ABSTRACT

Modern biomedical studies routinely collect complex high-dimensional data, so it is no longer possible for an applied biostatistician to avoid encountering bioinformatics problems. In some ways, bioinformatics is a sub-field of biostatistics. However, due to the inherent challenges involved in analyzing and searching for patterns in massive dimensional data sets, it is often the case that statistical rigor is put aside in favor of practically-motivated algorithmicbased approaches. This has naturally led to an increasing number of computer scientists and machine learning experts with interests in bioinformatics. Algorithmic-based methods have certainly led to valuable insights. However, there are clear advantages to the use of coherent statistical model-based approaches that attempt to flexibly, yet sparsely characterize high dimensional data.
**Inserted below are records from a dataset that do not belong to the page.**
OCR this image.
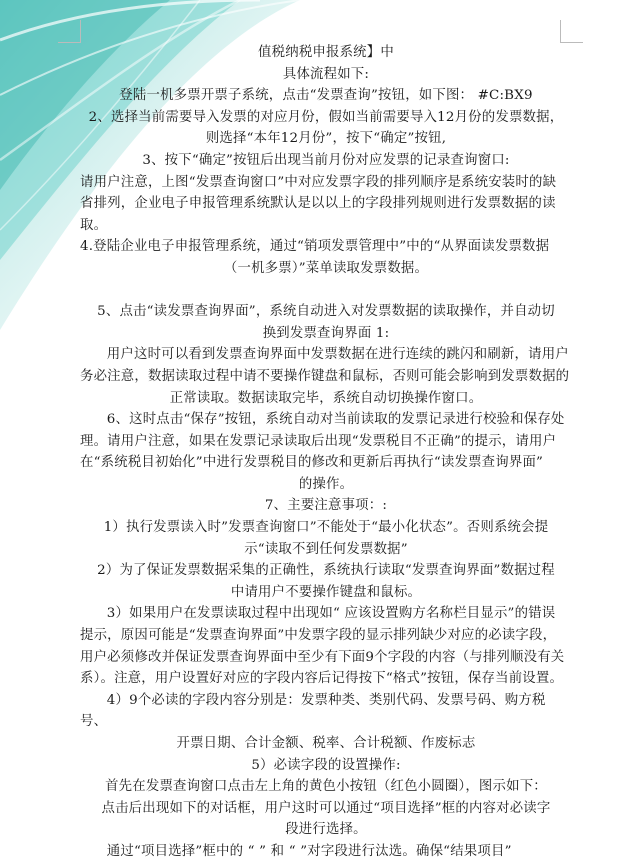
值税纳税申报系统】中

具体流程如下:

登陆一机多票开票子系统，点击“发票查询”按钮，如下图： #C:BX9

2、选择当前需要导入发票的对应月份，假如当前需要导入12月份的发票数据，

则选择“本年12月份”，按下“确定”按钮,

3、按下“确定”按钮后出现当前月份对应发票的记录查询窗口:

请用户注意，上图“发票查询窗口”中对应发票字段的排列顺序是系统安装时的缺

省排列，企业电子申报管理系统默认是以以上的字段排列规则进行发票数据的读取。

4.登陆企业电子申报管理系统，通过“销项发票管理中”中的“从界面读发票数据

（一机多票）”菜单读取发票数据。

5、点击“读发票查询界面”，系统自动进入对发票数据的读取操作，并自动切

换到发票查询界面 1:

用户这时可以看到发票查询界面中发票数据在进行连续的跳闪和刷新，请用户

务必注意，数据读取过程中请不要操作键盘和鼠标，否则可能会影响到发票数据的

正常读取。数据读取完毕，系统自动切换操作窗口。

6、这时点击“保存”按钮，系统自动对当前读取的发票记录进行校验和保存处

理。请用户注意，如果在发票记录读取后出现“发票税目不正确”的提示，请用户

在“系统税目初始化”中进行发票税目的修改和更新后再执行“读发票查询界面”

的操作。

7、主要注意事项：:

1）执行发票读入时”发票查询窗口”不能处于“最小化状态”。否则系统会提

示“读取不到任何发票数据”

2）为了保证发票数据采集的正确性，系统执行读取“发票查询界面”数据过程

中请用户不要操作键盘和鼠标。

3）如果用户在发票读取过程中出现如“ 应该设置购方名称栏目显示”的错误

提示，原因可能是“发票查询界面”中发票字段的显示排列缺少对应的必读字段，

用户必须修改并保证发票查询界面中至少有下面9个字段的内容（与排列顺没有关

系）。注意，用户设置好对应的字段内容后记得按下“格式”按钮，保存当前设置。

4）9个必读的字段内容分别是：发票种类、类别代码、发票号码、购方税号、

开票日期、合计金额、税率、合计税额、作废标志

5）必读字段的设置操作:

首先在发票查询窗口点击左上角的黄色小按钮（红色小圆圈），图示如下：

点击后出现如下的对话框，用户这时可以通过“项目选择”框的内容对必读字

段进行选择。

通过“项目选择”框中的 “ ” 和 “ ”对字段进行汰选。确保“结果项目”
Such methods can be used to discover sparse latent structure, while accounting for uncertainty. Given the enormous dimensional model spaces that are routinely encountered in bioinformatics applications, it is crucial to account for uncertainty in model selection in conducting inferences and predictions. Optimization-based strategies that search for the best model based on some criterion have the intrinsic disadvantage that the selected model is almost surely not the true model given that the sample size of the available data is dwarfed by the size of the model space. Bayesian methods represent a natural approach for dealing with uncertainty in model selection, while also incorporating available prior information, which is crucial in addressing the

large p small n problems in bioinformatics. This chapter provides a review and commentary on the use of Bayesian

nonparametrics in bioinformatics, while also suggesting a number of promising areas for new research. By “Bayesian nonparametrics”, I am referring to approaches utilizing random probability measures, such as the Dirichlet process (Ferguson, 1973, 1974). Section 1.2 provides a brief review of Bayesian nonparametrics, focusing on Dirichlet process mixture models and related approaches. Section 1.3 provides an overview of work on Bayesian nonparametric approaches for multiple testing and high-dimensional regression. Section 1.4 considers clustering and functional data analysis applications. Section 1.5 provides an overview of recent work on using innovative nonparametric priors in population genetics, EST library analyses and other areas. Section 1.6 contains a discussion and commentary.